С тех пор пошло – жена у князя одна, а уж если совсем не люба или еще что, то и любушка тоже одна, а так, чтоб сотенные гаремы держать, – ни-ни. Если княгиня поумней, то, будучи в тягости и не желая упускать мужа, сама ему подсовывала девок покрепче да поладней, но всякий раз другую, чтобы сердце не привыкло, не тянуло потом от родной жены к дворовой любушке. А если девка тоже в тяжести от князя оказывалась, то ни ее, ни дитя больше при княжьем дворе не видели.
Умные родители сыновей пораньше женили, чтобы на блуд не тянуло, а умные свекровушки и любушек подбирали, пока молодая княгиня сама в разум не входила.

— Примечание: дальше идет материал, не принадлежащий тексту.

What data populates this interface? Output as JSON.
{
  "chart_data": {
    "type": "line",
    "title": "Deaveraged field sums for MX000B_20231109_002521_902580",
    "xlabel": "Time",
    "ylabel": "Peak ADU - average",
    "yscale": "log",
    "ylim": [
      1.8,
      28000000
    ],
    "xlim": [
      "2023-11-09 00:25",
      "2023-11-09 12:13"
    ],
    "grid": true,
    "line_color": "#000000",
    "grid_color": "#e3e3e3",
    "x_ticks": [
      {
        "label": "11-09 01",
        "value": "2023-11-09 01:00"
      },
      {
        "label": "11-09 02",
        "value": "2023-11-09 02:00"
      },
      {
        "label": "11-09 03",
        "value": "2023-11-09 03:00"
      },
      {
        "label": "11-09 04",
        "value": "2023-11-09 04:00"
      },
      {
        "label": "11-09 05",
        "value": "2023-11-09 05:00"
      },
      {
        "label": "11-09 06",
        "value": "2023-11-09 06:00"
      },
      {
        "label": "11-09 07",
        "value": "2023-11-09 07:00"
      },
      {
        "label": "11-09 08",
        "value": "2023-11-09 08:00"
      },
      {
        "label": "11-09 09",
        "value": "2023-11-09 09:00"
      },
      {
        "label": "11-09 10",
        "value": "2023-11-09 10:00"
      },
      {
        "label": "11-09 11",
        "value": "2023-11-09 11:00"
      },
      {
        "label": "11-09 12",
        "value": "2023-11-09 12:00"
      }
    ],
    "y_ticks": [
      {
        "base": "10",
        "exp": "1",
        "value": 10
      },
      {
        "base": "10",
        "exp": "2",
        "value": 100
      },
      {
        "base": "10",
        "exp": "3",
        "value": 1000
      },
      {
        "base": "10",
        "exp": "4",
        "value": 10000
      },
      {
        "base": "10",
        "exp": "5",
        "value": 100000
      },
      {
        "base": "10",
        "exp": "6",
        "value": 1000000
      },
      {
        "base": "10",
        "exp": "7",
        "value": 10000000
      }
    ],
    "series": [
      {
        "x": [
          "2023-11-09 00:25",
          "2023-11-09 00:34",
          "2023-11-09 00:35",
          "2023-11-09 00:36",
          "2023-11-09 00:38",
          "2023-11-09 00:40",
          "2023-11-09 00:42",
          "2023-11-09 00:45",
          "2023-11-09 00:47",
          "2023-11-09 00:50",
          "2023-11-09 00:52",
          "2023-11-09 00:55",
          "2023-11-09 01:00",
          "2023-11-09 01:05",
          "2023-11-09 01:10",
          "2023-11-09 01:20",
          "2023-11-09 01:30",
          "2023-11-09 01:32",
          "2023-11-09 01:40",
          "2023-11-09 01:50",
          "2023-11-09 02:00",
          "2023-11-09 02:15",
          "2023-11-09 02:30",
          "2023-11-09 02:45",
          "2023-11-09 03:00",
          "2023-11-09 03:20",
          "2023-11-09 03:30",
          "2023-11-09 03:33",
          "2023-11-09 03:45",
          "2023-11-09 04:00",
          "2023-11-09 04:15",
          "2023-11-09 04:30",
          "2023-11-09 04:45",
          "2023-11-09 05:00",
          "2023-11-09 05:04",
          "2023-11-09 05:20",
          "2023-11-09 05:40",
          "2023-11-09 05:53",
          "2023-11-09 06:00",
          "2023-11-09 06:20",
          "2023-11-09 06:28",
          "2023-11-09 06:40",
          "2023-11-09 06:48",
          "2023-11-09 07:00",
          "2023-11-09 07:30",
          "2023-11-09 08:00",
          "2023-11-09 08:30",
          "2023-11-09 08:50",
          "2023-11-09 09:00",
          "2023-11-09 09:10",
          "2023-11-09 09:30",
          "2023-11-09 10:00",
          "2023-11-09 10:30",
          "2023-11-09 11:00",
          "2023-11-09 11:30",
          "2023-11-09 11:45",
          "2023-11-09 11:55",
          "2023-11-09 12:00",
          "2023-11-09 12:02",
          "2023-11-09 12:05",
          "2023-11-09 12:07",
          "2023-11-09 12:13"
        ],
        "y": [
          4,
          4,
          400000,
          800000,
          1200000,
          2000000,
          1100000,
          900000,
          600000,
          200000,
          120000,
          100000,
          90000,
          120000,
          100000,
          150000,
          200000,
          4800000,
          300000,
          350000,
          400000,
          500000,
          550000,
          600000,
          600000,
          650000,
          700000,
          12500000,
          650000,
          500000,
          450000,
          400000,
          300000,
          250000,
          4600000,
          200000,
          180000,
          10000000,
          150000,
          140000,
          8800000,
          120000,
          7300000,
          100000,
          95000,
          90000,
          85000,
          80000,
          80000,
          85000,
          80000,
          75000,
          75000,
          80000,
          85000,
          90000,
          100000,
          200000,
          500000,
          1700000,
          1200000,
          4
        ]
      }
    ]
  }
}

Здесь некому было глядеть, матушка княгини Анны далече, свекровь Анна тоже в обители, оставалось самой княгине с мужниной неверностью справляться. Только как, если она в тяжести то и дело, а муж давным-давно с другой знался, и другая эта пригожая да ласковая? Анна тоже старалась ластиться, как могла, но сказывался норов половецкий, от матери полученный, взбрыкивала внучка Котяна, точно норовистая кобылка, принужденная к седлу, потом опоминалась и убеждалась, что муж нашел ласку у соперницы…
Вот и ныне после размолвки заехал Даниил отдыхать душой к ласковой вдове. Раньше бывал часто, а теперь стал заезжать редко, уж больно обижалась Анна за такие поездки.
Злата действительно любила беспокойного князя, она не вмешивалась ни в какие его дела (да и как могла бы?), встречала всегда с радостью, безо всяких укоров за долгое отсутствие, понимала, что не одна она в его жизни. Просто радовалась тому, что приехал, что не забыл, радовалась его ласке и любви. Радовалась и мелким подаркам, привозимым князем, потому что во время его отсутствия это были напоминания о Даниле…
Служанка Златы дело свое знала, и сама она засуетилась, накрывая на стол. Только тут Данила вдруг почувствовал, что и правда проголодался! Но куда больше яств его порадовал мальчонка, появившийся в двери. Он был в одной коротенькой рубашонке, с голой попкой, босыми ножками и всклоченными со сна волосиками.